Innovative Checkpoint-Inhibitoren-Therapie bei hochmaligen Lymphomen
Für Kinder, die bei hochmalignen Lymphomen (zum Beispiel Morbus Hodgkin) einen Rückfall haben, gibt es nun eine innovative Immuntherapie – die Checkpoint-Inhibitoren-Therapie, die in Kombination mit antikörperbasierten Therapien eindrucksvolle Ergebnisse erzielen kann. Die Checkpoints sind die Kontrollpunkte des Immunsystems, die verhindern, dass Immunzellen gesunde Körperzellen angreifen. Da manche Krebszellen diese Checkpoints jedoch nutzen, um sich vor dem Immunsystem zu verstecken, lösen die Checkpoint-Inhibitoren diese „Bremsen“. Die T-Zellen können dann wieder aktiv werden und die Krebszellen gezielt angreifen. „Ich bin sehr froh, dass wir mit der Checkpoint-Inhibitoren-Therapie eine mögliche, aber wirksame Alternative zur Chemotherapie haben, auf die wir in diesen Spezialfällen zurückgreifen können“, betont der Kinderonkologe.

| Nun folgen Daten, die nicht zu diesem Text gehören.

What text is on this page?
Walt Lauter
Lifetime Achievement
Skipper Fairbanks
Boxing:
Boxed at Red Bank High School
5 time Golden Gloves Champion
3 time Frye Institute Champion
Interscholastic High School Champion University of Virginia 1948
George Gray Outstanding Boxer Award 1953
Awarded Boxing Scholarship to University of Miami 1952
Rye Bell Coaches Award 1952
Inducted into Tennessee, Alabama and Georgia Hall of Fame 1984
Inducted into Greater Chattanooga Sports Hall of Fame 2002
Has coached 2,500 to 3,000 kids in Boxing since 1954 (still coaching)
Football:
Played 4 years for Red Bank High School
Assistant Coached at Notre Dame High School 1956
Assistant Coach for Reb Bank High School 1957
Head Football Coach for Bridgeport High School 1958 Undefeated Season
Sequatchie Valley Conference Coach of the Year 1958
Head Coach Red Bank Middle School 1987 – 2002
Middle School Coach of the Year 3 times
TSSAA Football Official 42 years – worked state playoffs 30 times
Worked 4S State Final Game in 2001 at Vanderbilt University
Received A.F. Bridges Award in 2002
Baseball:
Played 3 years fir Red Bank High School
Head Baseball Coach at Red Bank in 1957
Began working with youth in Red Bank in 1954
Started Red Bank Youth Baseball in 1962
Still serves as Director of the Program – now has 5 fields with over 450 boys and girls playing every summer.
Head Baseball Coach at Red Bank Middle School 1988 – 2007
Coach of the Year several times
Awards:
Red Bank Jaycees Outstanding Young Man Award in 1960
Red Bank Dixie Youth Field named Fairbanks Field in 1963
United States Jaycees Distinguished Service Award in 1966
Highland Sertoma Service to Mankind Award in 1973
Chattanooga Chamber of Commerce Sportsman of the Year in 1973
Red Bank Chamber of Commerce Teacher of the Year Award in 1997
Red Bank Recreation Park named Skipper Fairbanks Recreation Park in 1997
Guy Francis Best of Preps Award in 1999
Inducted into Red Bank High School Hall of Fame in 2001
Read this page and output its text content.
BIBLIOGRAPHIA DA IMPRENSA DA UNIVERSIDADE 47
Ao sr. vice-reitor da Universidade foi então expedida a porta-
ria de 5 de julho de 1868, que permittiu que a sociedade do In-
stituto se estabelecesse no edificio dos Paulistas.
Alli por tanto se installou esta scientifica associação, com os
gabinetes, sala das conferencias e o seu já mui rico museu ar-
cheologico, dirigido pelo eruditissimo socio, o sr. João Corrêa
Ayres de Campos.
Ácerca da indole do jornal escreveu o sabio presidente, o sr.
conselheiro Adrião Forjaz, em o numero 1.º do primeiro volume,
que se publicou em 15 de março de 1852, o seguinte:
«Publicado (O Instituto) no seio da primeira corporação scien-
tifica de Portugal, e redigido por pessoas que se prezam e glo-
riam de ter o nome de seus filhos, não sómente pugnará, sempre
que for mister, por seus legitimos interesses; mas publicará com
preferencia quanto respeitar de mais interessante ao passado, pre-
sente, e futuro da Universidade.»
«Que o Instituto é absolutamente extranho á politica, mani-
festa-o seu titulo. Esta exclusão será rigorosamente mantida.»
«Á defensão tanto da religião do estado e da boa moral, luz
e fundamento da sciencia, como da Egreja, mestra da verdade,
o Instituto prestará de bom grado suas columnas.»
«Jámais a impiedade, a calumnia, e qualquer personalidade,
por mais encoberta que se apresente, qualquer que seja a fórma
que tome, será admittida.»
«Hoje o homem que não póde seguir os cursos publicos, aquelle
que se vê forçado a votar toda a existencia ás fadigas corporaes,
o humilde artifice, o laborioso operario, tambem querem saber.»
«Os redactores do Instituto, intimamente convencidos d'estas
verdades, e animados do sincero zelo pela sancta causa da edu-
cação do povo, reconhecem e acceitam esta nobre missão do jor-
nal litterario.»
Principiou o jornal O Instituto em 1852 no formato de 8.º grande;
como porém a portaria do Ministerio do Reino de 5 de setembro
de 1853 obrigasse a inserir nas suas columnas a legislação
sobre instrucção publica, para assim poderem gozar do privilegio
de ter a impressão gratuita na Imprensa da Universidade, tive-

Über die IAKW-AG und das ESID-EHA-SIOPE Focused Symposium
Die IAKW-AG (Internationales Amtssitz- und Konferenzzentrum Wien, Aktiengesellschaft) ist verantwortlich für die Erhaltung des Vienna International Centre (VIC) und den Betrieb des Austria Center Vienna. Das Austria Center Vienna ist mit 21 Sälen, 134 Meetingräumen sowie rund 26.000 m² Ausstellungsfläche Österreichs größtes Kongresszentrum und gehört zu den Top-Playern im internationalen Kongresswesen. Für das ESID-EHA-SIOPE Focused Symposium veranstalten erstmalig die drei europäischen Fachorganisationen European Society for Immunodeficiencies (ESID), European Hematology Association (EHA) und European Society of Paediatric Oncology (SIOPE) einen gemeinsamen Kongress. Das Symposium soll eine umfassende Plattform bieten, um zu untersuchen, wie Immundefekte hämatologische und onkologische Erkrankungen beeinflussen können und umgekehrt, und wie jedes Fachgebiet einzigartige Erkenntnisse liefert, die zur Verbesserung von Diagnose-, Behandlungs- und Managementstrategien beitragen.